On 16th December 1850 Alexander (aged about 19) married Jane Kerr (aged about 17) in a Scottish Presbyterian Church at Chatham, Ottawa River, Quebec. Jane was born in 1833 in Quebec, the daughter of Patrick Kerr, a farmer from Ireland. Alexander and Jane went on to have ten children (eight boys and two girls), namely John (1852-1918), James (b1853), Alexander (1855-1922), George (1856-1947), Robert (1858-1929), William (1860-1940), Samuel (1863-1919), Mary Ann (b1865), Jane (b1868) and Edward (1870-1955). John, their first son, was born on March 10th 1852 and baptised in September 1852 at St Andrews Wesleyan Methodist Church in St Jerome.

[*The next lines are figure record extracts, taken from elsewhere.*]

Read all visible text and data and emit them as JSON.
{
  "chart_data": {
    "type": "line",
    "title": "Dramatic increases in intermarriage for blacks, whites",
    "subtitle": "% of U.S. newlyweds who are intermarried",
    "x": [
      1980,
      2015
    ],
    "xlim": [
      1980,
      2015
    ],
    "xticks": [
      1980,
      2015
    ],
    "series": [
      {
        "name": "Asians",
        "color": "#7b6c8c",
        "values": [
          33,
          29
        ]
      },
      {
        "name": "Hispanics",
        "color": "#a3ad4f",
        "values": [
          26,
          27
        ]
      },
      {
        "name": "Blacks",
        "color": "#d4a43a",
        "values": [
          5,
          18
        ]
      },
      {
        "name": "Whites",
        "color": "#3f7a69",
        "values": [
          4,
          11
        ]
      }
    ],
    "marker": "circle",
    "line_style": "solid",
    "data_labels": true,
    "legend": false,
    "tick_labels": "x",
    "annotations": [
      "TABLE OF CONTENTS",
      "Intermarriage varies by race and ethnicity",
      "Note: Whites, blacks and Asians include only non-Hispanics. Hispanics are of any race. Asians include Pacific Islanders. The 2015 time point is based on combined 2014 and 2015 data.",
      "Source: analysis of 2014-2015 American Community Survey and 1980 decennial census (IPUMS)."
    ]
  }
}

The 1861 census shows Alexander Ival (aged 30, a farmer) living at Mille-Isles, County of Argentueil, Quebec with his wife Jane (aged 27) and children John (11), James (9), Alexander (7), George (5), Robert (3) and William (1).
In 1871 the family were still living at Mille-Isles and consisted of Alexander Ival (40, a farmer), Jane (37), John (20, a blacksmith), James (19, a farmer), Alexander (15), George (14), Robert (12), William (8), Mary Ann (6), Jane (3) and Edward (6 months).
Margaret Bymoen writes
In those years the men used to go to the bush in the winter or to build roads in the summer to make extra money. In the 1870’s the Carillon dam (on the Ottawa River) and canal was built (the work was done 1873-82). Sandy (Alexander) and one of his older boys went to work on this dam one summer. When fall came he sent his son home with the horses and said he would follow in a few days. He did not come home and it was assumed that he had met with foul play or in some way lost his life.

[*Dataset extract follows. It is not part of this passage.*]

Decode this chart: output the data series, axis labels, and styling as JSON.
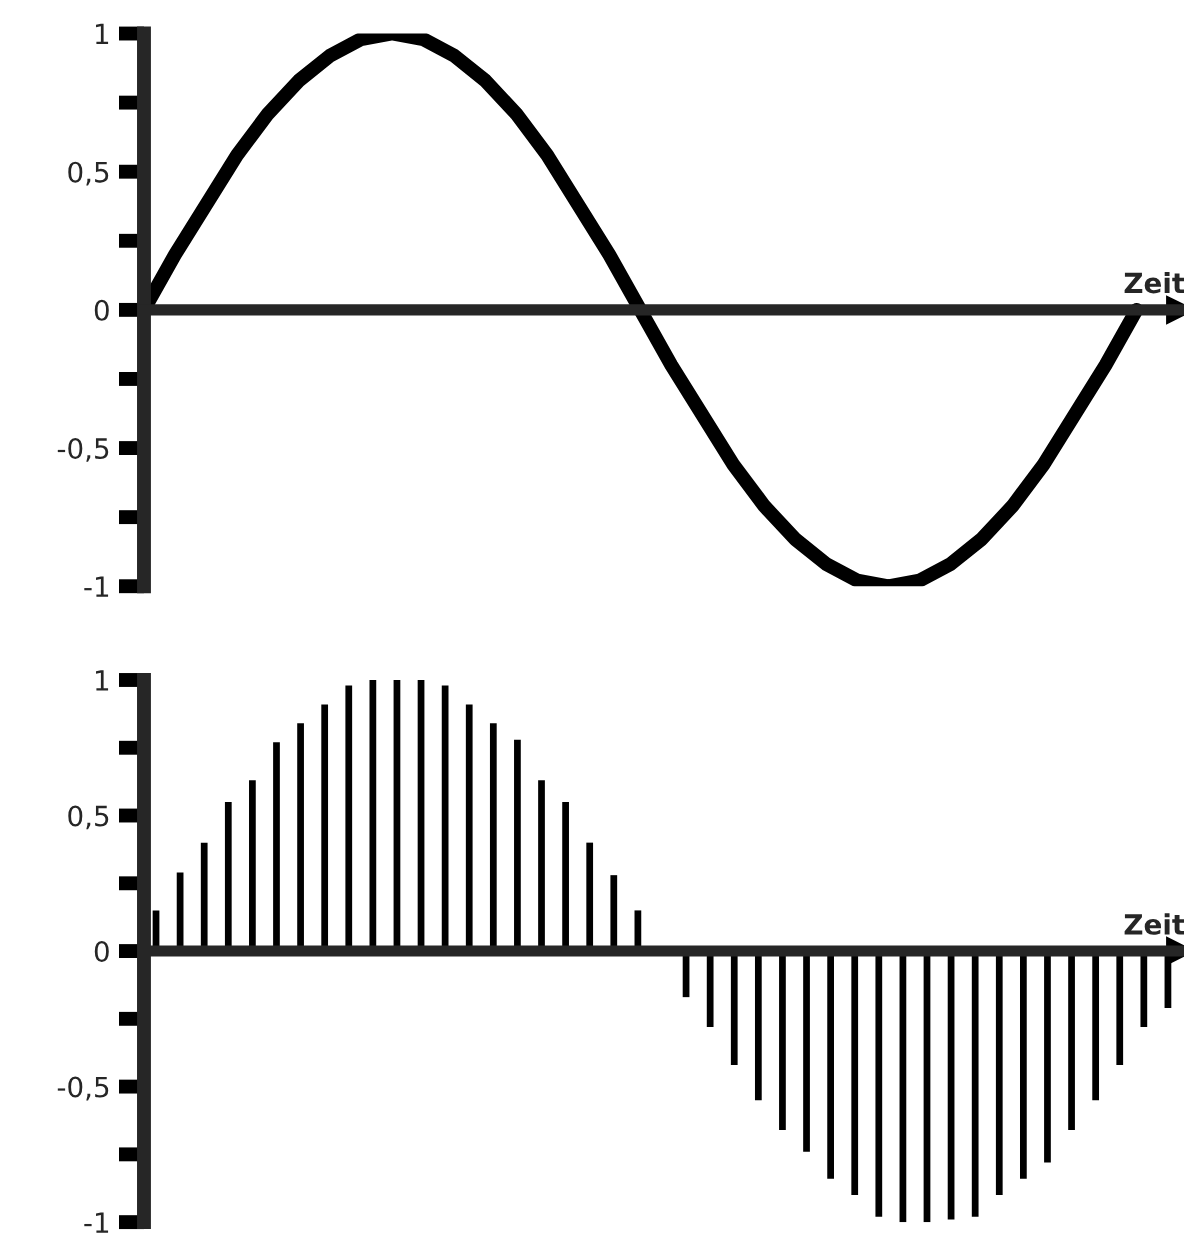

Many, many years later Percy Ivall (son of William Ivall) who was a conductor on the CPR (Canadian Pacific Railway) heard that there had been an old man by the name of Sandy Ivall at Sutton, Quebec. He went there and did some enquiring but found nothing.
In 1967 I decided to write to the minister of the United Church of Canada in Sutton, Quebec and to my surprise I got a photocopy of a death certificate of “Sandy” Ivall, died in 1911. His age and all corresponds with our ancestor and I think there is little doubt it was he.
In 1881, Jane Ivall (55) was living in Mille-Isles with her children George (23, a farmer), Robert (21, a farmer), William (19), Samuel (17) Mary Ann (16), Jane (14) and Edward (11). Jane is shown as a widow. Alexander Ival (50, a farmer, born in Scotland) is shown in the 1881 census as living in Sutton, Quebec with Bell Ival (39). In 1891, Alexander (60, a farmer) was still living in Sutton with Arbelle Ival (49) and also their daughter Susan (6). Alexander and Arbelle are listed as married. It seems therefore that Alexander decided to leave his first wife and ten children to set up home with a younger woman ! If he married Arbelle, it must have been bigamously (quite possibly he told others that he was married to her, but was not). Sutton is about 70 miles SE of Montreal, about 110 miles from Mille-Isles (which is about 50 miles NW of Montreal).
Jane Ivall nee Kerr
Alexander was aged about 80 when he died on 14th March 1911. His wife Jane died 18th March 1917 aged about 84. I have not found a record of the death of Alexander’s partner Arbelle.